The next step is that of preventative maintenance and here the acquisition of diagnostic information will aid the development of maintenance strategies, for example, ongoing testing of the temperature of the CPU, the fan speed and many others.
The available information or 'intelligence' can then be managed on a proactive basis so that potential faults can be addressed before they become a live issue and a system comes to an expensive standstill.
From an everyday process standpoint, diagnostics can play a full part in keeping a plant running.
Used by machine or plant operators and maintenance personnel, the key tool is the HMI, which will provide reliable detection of errors in the process, identify the source of the error thanks to clear messages and clarify the corrective action to be taken to get the plant working again as speedily as possible.
With automatic generation of individual monitoring programmes and integration into the HMI, and the ability to select criteria analysis that matches the particular need of the process in question, the operators and maintenance personnel can have the right type of information to hand at the right time to make a real difference in terms of intelligence-led information and, ultimately, crucial time-saving achievement.
It means they will know what has happened, where it has happened, when it happened and what to do to rectify the situation in a pressurised scenario when downtime means money off bottom-line profits.
The basic functions of process diagnostics will help detect errors, for instance, runtime error of a slide valve, and record and report the error.
Sitting alongside the intelligent approach via the HMI, using the criteria analysis already agreed and set up, diagnostics information will determine and display the signals that caused the error and give a true and accurate picture of the situation.
The future use of intelligent diagnostics can embrace the advantages of the internet even outside the plant with, for example, OEMs able to access the diagnostic profile of a remotely situated machine and potentially offer advice over the telephone to solve a fault, without the need, for instance, to despatch an engineer on a long and expensive trip to solve what could be a simple fault.
At a time when every penny counts in terms of manufacturing or process competiveness, intelligence-led diagnostics is an area that can add real bottom-line value.

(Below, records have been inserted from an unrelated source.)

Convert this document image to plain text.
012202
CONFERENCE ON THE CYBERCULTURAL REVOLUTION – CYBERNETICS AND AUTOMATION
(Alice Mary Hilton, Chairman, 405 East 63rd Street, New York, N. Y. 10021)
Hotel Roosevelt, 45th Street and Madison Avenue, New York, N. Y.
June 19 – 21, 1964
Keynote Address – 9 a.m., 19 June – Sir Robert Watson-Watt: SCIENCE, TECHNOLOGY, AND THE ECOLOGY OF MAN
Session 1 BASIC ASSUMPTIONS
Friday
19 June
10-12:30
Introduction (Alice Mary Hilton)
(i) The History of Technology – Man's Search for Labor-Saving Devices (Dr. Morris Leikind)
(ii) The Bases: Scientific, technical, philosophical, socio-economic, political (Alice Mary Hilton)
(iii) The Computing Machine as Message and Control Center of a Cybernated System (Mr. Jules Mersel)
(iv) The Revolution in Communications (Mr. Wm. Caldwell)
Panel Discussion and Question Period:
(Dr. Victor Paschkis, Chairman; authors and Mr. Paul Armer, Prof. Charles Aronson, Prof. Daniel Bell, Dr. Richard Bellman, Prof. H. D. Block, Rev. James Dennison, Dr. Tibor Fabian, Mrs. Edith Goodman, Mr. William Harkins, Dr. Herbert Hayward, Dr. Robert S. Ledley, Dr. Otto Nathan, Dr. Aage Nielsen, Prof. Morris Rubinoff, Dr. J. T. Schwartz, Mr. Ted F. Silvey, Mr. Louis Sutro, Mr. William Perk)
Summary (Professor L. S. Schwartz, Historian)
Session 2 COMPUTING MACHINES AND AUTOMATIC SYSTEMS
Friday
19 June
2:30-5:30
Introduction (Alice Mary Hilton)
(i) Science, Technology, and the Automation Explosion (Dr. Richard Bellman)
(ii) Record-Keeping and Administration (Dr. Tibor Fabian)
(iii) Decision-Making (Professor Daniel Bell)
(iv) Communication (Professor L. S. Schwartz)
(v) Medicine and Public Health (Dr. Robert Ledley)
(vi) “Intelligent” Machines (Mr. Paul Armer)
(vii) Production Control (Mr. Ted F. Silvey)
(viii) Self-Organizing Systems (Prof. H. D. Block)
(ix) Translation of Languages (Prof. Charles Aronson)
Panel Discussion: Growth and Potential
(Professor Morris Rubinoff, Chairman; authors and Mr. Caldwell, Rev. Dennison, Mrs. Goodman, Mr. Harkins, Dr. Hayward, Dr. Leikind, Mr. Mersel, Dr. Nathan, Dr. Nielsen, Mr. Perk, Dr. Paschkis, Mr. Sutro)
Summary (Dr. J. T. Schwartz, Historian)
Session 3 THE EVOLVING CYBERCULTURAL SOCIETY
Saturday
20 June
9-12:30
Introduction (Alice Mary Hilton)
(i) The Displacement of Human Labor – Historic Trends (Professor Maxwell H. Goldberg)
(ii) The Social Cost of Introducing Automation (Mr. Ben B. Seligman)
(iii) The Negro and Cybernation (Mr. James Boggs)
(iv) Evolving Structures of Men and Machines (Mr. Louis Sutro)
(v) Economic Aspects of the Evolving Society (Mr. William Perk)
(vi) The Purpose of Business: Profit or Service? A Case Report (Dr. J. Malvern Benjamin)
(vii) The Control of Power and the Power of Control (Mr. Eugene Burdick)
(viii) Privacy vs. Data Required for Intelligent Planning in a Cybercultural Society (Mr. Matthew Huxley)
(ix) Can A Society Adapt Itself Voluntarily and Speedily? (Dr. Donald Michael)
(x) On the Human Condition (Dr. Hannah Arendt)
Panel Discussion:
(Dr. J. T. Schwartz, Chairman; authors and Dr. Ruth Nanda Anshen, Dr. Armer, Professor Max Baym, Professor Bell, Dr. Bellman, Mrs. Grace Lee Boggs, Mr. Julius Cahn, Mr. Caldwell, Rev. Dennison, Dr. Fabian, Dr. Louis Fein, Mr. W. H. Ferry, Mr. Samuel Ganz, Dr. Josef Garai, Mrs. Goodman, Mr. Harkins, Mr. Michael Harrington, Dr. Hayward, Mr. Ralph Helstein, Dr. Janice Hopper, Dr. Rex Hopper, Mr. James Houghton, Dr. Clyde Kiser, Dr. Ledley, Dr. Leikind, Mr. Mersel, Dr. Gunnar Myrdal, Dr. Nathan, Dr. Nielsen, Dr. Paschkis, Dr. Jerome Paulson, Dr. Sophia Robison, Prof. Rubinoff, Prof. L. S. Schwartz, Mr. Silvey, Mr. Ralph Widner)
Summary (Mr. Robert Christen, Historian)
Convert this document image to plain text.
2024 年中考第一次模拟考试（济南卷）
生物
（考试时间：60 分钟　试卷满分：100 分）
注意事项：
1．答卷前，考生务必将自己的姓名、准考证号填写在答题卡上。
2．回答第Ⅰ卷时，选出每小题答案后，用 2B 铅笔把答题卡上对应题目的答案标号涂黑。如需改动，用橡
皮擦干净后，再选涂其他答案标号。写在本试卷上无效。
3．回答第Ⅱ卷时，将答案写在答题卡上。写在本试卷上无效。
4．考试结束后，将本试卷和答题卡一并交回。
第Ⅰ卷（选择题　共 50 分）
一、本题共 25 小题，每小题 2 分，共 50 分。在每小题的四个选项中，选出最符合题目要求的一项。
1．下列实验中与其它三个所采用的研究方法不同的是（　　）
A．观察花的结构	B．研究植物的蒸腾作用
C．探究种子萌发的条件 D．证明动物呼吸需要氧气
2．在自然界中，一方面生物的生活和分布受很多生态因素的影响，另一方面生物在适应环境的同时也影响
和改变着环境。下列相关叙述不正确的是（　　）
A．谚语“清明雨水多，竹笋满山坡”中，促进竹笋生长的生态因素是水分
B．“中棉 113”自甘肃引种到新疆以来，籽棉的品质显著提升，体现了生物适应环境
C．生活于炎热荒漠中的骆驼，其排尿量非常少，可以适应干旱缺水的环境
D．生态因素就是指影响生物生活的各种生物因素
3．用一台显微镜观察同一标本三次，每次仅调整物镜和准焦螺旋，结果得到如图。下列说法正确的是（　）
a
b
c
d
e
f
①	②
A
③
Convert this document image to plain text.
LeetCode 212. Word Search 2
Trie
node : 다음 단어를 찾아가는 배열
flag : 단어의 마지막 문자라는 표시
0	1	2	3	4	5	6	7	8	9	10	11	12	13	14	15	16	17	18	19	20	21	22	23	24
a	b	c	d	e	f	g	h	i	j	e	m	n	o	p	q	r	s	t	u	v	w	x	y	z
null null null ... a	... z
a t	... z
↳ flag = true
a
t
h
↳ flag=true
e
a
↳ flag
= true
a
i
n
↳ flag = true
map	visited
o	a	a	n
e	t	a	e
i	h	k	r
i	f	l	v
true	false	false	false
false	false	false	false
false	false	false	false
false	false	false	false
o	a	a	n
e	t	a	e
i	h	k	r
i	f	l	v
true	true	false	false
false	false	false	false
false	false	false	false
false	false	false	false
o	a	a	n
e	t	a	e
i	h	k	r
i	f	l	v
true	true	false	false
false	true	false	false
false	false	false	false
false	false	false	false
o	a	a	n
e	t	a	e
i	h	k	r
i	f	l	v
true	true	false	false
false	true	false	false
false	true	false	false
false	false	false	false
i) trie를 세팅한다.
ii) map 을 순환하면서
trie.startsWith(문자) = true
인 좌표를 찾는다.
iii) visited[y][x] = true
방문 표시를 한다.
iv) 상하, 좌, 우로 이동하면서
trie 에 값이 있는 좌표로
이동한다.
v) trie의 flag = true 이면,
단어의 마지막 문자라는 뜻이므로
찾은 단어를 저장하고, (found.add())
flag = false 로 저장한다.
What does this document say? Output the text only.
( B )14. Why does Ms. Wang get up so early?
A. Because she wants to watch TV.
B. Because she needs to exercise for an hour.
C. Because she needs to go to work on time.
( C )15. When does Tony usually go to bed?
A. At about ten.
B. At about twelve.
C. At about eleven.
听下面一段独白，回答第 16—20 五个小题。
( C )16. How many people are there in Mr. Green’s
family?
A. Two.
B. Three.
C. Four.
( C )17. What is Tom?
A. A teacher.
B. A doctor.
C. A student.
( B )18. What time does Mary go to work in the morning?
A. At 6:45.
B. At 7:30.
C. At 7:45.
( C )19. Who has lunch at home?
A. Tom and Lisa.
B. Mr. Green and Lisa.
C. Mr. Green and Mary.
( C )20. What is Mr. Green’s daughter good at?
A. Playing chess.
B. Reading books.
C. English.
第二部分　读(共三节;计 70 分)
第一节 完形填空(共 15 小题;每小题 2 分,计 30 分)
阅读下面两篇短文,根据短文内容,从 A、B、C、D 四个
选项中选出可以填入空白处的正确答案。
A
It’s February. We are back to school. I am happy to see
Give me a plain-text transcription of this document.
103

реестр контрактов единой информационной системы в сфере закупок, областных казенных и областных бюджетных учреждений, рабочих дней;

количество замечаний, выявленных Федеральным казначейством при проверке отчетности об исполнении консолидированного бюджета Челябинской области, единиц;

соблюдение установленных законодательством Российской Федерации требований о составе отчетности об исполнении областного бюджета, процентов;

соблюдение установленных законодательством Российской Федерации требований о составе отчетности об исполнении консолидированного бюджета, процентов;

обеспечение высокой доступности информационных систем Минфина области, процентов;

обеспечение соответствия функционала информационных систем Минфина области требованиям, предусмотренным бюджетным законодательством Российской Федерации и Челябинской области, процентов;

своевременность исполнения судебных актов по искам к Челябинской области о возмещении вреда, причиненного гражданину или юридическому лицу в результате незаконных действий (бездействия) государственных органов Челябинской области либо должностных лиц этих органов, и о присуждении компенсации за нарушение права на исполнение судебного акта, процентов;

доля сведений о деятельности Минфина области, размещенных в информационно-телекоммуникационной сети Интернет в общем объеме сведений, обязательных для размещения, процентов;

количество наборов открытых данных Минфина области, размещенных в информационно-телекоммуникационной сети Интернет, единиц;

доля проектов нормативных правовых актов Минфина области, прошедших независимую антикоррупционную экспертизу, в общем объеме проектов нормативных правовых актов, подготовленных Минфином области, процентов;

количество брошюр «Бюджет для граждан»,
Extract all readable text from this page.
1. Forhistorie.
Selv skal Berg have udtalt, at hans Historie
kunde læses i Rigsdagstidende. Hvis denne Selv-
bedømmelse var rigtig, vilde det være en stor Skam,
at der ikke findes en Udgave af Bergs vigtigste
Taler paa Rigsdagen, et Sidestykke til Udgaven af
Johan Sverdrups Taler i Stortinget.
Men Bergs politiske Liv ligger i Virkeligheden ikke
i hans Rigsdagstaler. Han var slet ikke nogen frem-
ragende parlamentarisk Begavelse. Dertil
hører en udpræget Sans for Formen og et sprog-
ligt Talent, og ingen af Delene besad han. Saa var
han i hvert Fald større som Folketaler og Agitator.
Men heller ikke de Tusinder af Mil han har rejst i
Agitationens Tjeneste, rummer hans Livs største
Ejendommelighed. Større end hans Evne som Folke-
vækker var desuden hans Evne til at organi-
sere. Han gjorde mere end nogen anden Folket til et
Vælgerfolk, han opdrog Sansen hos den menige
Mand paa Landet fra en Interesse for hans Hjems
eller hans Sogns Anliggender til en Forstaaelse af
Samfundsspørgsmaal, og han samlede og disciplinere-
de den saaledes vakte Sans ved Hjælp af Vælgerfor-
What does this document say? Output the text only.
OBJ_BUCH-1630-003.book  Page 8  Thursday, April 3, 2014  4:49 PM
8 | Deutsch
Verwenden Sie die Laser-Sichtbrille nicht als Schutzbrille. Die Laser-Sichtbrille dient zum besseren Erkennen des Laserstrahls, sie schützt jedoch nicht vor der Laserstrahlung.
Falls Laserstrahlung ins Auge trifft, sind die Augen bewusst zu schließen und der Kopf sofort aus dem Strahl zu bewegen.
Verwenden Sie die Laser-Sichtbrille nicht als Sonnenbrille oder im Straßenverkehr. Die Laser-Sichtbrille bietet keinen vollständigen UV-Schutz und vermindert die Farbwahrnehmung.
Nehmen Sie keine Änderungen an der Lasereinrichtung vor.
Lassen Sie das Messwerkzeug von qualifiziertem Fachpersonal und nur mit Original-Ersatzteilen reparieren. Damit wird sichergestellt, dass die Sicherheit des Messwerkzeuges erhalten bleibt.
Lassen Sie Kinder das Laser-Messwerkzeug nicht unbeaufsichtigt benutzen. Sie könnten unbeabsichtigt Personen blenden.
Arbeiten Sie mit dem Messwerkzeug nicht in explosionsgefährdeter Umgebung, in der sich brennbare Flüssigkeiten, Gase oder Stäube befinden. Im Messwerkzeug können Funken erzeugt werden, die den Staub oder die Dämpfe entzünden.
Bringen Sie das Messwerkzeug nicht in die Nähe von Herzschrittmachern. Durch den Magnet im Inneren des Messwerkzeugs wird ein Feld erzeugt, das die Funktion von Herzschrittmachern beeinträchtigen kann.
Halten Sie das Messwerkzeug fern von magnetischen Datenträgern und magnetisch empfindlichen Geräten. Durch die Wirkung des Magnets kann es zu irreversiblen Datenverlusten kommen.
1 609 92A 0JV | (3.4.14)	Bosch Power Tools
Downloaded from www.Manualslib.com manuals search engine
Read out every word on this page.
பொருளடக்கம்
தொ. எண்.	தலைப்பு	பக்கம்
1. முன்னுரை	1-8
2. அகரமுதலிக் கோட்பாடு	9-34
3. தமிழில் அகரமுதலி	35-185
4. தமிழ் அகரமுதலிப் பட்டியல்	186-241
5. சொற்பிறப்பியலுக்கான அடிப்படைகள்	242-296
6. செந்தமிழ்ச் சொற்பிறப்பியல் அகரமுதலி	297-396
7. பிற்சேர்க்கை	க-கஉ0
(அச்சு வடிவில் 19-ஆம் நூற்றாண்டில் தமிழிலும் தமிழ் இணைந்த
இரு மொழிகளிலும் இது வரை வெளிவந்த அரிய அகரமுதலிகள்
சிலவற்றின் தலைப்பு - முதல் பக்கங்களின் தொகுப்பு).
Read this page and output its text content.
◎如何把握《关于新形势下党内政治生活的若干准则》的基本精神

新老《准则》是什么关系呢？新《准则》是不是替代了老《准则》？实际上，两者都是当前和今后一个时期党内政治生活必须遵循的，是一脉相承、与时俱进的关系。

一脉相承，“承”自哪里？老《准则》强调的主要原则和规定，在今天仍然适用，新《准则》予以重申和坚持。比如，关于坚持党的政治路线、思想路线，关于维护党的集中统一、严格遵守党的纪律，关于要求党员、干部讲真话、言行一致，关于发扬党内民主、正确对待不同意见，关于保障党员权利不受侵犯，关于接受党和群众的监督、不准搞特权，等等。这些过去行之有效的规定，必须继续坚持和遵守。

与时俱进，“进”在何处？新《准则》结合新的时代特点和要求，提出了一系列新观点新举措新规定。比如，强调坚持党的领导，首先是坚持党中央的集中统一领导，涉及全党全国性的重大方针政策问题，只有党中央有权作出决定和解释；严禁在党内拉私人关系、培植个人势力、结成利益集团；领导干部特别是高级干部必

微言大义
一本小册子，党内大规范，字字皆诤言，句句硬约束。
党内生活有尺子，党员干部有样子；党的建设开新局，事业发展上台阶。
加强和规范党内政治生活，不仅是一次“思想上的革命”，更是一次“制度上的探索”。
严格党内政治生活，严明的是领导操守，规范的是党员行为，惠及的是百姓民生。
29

Solutions can be quickly installed, give fast detection and display of process faults, are easy-to-use, can be made bespoke to specific plant operations, and can be targeted to service applications if required.
An intelligence-led diagnostic implementation strategy can play a central role in helping to keep a system working effectively and a production plant working harder.
It can help save money and enable businesses to operate more efficiently.
If companies are faced with questions concerning high plant availability and cost reduction, then intelligent diagnostics should be part of the answer.